Community hospitals have increasing problems maintaining specialist panels for their EDs.[1,2] The cause is multifactorial, including erosion of the willingness of specialists to take ED call. This in turn is fueled by the perception that ED patients carry greater liability risk, and that specialists receive inadequate reimbursement from these patients or their often-underfunded insurance. The availability of on-call specialists to EDs has received attention from the media in recent years. The New York Times in 2004 stated "fewer and fewer doctors are willing to be on call to ERs given the high insurance premiums they must pay and, in many cases, the lack of reimbursement for treating the uninsured."[3] The Institute of Medicine in 2007 concluded that the lack of on-call specialist availability was "one of the most troubling trends" in emergency care.[4]

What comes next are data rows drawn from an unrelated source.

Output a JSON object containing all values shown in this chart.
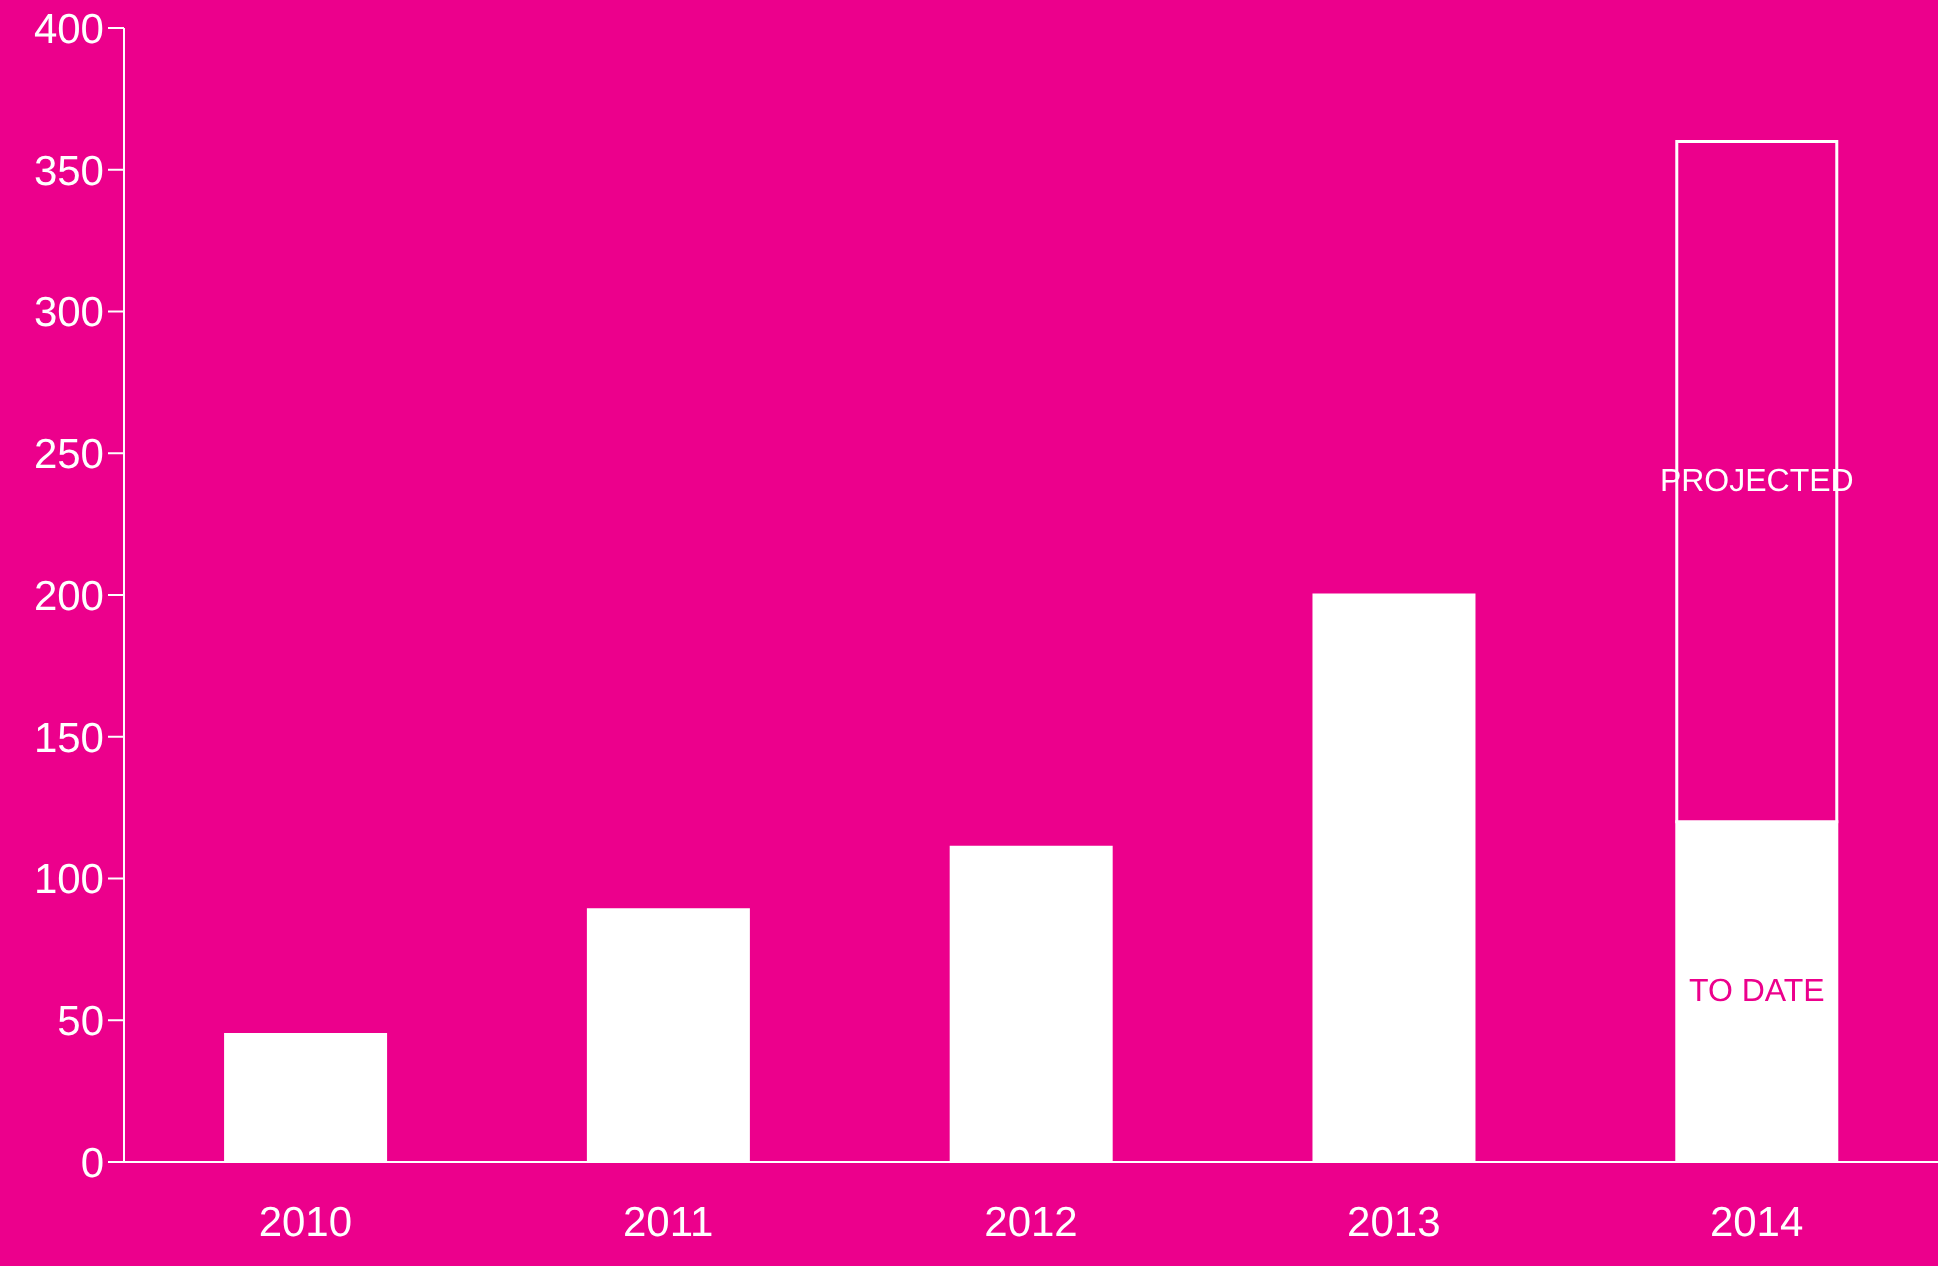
{
  "chart_data": {
    "type": "bar",
    "stacked": true,
    "categories": [
      "2010",
      "2011",
      "2012",
      "2013",
      "2014"
    ],
    "series": [
      {
        "name": "TO DATE",
        "color": "#ffffff",
        "values": [
          45,
          89,
          111,
          200,
          120
        ]
      },
      {
        "name": "PROJECTED",
        "color": "#ec008c",
        "values": [
          null,
          null,
          null,
          null,
          240
        ]
      }
    ],
    "ylim": [
      0,
      400
    ],
    "yticks": [
      0,
      50,
      100,
      150,
      200,
      250,
      300,
      350,
      400
    ],
    "grid": false,
    "legend": false
  }
}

The American College of Emergency Physicians (ACEP) surveyed 442 national ED directors in 2008, and 74% reported on-call specialist coverage problems,[5] with the most problematic specialties of neurosurgery, plastic surgery, hand surgery, and orthopedics. A similar survey by the California chapter of ACEP found that 80% of ED physicians reported that on-call physicians were less willing to see underinsured or uninsured ED patients. Plastic surgery, head and neck surgery, neurosurgery, ophthalmology, and orthopedics, in that order, were the most problematic specialties for emergency physicians (EP) to obtain an admitting physician or secure follow-up care.[1]

A 2006 survey of 243 California ED directors found that rural EDs have the greatest problems obtaining specialty care.[6] They reported long delays for transfer to HLOC. Interestingly, specialist physician availability in community hospitals was not found to be associated with the payer mix of the ED patients.

HLOC transfers to tertiary hospitals are common. A previous study performed at the same academic health center as this paper, showed that transfers for HLOC resulted in a net financial gain to the hospital, although reimbursement varied dramatically by insurance type.[7] State (Medicaid) and county insurance reimbursements resulted in net losses to the hospital, comparable to the completely uninsured. Conversely, these losses were more than compensated for by reimbursement from private insurance carriers. For this same group of patients, the hospital realized a net profit of reimbursement over cost of $2,586,200.

The purpose of this study is to estimate the financial consequences to physicians who care for HLOC transfers. We specifically describe professional reimbursement, by specialty, and compare with all patients from each specialty during the same time period. Finally, we compare HLOC patients to specialty-specific national reimbursement benchmarks.